In the manga world, it’s easy to become jaded by the legions of cookie cutter bishounen pretty boys and angsty school girls, and resort to dismissing everything with a school uniform on the cover. I peeled the shrink wrap off Gakuen Prince with a groan, the disproportioned, metrosexual teen on center stage with his shirt hanging open and designer underwear just slightly exposed, prepared me for the worst. Either it would be a stock tale of a school girl meeting her dream guy, or it would be all-out yaoi. The full extent of how mistaken I was proceeded to knock me on my proverbial ass over the ensuing pages.
Gakuen Prince plays with the familiar manga clichés just enough to sneak up on you. The protagonist is an effeminate teenage boy attending his first day at a formerly all-girls school with only 4-5 males in the population. He is so uninterested in girls that he comes across as sexist. Stereotypical high school social castes are so emphasized that the author had to use the Japanese version of the Roman alphabet, which as we all know starts with the letter S, just to describe it. A hopeless nerd does self-narrate “Everyone will notice me! I don’t want to stand out” on the third page of the story. However, after that point, all bets are off.
The reader is made aware that something isn’t right with this seemingly paint-by-numbers story when the main character, Azusa Mizutani, storms out of the student president’s office muttering insults and happens upon a female student who has just been bullied and stripped by her classmates. A teacher passing by proceeds to remove her own underwear, in plain sight, in the middle of the hallway, and lend it to the girl. Mizutani is then introduced to one of the few other male students in the school, who is so androgynous; that Mizutani doesn’t know he’s speaking to a male until he gropes the boy’s chest.
It’s this sort of raunchy humor, which sneaks up and spits in the face of manga conventions, which really catches the reader by surprise and makes Gakuen Prince a thrilling roller coaster ride of a read. After being licked on the neck by yet another effeminate male student in a homoerotic gag of a warning, Mizutani (and the reader) are informed of the series’ true premise; the meager number of male students in the school has made the female population so sexually frustrated that the few male students present are under constant threat of sexual abuse.
When Mizutani is chased out of the classroom by half the school and forced to hide in a maintenance closet, he finds himself sharing the space with Rise Okitsu, the passive aggressive, geeky girl who doesn’t want to be noticed, who had already ducked into the closet to avoid the uproar herself. In an effort to drive off the rest of the female populace, Mizutani instantly tears off his shirt, open’s Okitsu’s blouse, and kicks open the closet door — announcing to the entire school that they are dating and that he will fraternize with no one else.
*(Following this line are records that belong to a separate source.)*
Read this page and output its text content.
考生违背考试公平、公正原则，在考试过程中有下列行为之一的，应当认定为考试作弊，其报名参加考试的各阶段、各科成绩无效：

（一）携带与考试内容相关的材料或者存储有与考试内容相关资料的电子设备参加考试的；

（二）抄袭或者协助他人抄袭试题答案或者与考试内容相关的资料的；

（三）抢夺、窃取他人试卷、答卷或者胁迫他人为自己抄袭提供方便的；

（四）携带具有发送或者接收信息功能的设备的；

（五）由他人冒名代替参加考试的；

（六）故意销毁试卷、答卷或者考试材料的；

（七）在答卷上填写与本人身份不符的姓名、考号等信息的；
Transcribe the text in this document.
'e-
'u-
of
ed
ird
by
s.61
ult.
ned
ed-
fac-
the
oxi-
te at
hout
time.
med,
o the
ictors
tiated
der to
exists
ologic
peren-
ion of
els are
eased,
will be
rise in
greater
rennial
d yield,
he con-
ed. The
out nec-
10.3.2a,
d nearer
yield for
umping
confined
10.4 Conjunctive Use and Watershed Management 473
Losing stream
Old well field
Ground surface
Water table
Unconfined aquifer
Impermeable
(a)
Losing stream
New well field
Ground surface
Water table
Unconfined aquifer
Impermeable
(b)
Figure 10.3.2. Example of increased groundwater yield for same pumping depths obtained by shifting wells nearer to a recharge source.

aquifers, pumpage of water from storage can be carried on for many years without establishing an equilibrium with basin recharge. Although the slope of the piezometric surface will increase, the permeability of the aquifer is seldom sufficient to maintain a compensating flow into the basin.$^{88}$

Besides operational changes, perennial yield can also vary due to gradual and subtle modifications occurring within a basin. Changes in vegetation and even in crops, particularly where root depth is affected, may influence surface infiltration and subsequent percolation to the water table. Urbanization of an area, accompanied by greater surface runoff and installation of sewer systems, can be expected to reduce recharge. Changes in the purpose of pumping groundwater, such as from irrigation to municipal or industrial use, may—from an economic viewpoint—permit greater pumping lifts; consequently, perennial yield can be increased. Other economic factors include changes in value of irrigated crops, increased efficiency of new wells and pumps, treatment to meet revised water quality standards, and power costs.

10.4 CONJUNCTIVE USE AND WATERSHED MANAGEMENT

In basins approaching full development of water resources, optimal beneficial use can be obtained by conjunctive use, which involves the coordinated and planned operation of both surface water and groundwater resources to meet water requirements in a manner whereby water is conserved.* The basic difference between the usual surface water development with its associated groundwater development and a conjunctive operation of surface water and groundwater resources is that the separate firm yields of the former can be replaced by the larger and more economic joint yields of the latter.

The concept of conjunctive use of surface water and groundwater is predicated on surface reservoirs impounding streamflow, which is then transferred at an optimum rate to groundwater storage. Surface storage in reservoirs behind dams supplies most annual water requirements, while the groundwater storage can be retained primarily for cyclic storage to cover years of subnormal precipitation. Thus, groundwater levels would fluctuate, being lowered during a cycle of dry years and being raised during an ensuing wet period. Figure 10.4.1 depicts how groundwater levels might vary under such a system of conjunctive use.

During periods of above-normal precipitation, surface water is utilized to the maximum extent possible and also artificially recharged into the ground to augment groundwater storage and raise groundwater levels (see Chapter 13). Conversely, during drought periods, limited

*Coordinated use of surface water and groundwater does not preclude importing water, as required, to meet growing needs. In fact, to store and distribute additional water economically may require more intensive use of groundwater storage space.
And so the series’ shtick is unveiled in one of the more unlikely couples to recently emerge from manga. Okitsu is so anti-social that she’s completely averted to the idea of dating anyone, and Mizutani’s announcement only brings her the very hazing and negative attention from her female classmates she fears most. She responds with violence and draws blood whenever Mizutani makes an advance, but once they’re known as an item, the repercussions from the school population are so severe that they are forced to stick together for protection.
Whether such a stunt of storytelling can remain original and interesting over ensuing volumes remains to be seen, but Gakuen Prince certainly has my attention. It enjoyably shatters expectations with its role reversals and sly, almost underhanded parody of the genre’s conventions. Despite the seemingly delicate handling of the characters, Jun Yuzuki is not afraid to draw grotesquely ugly faces and turn things upside down. Volume 1 is a laugh a minute and worth a read.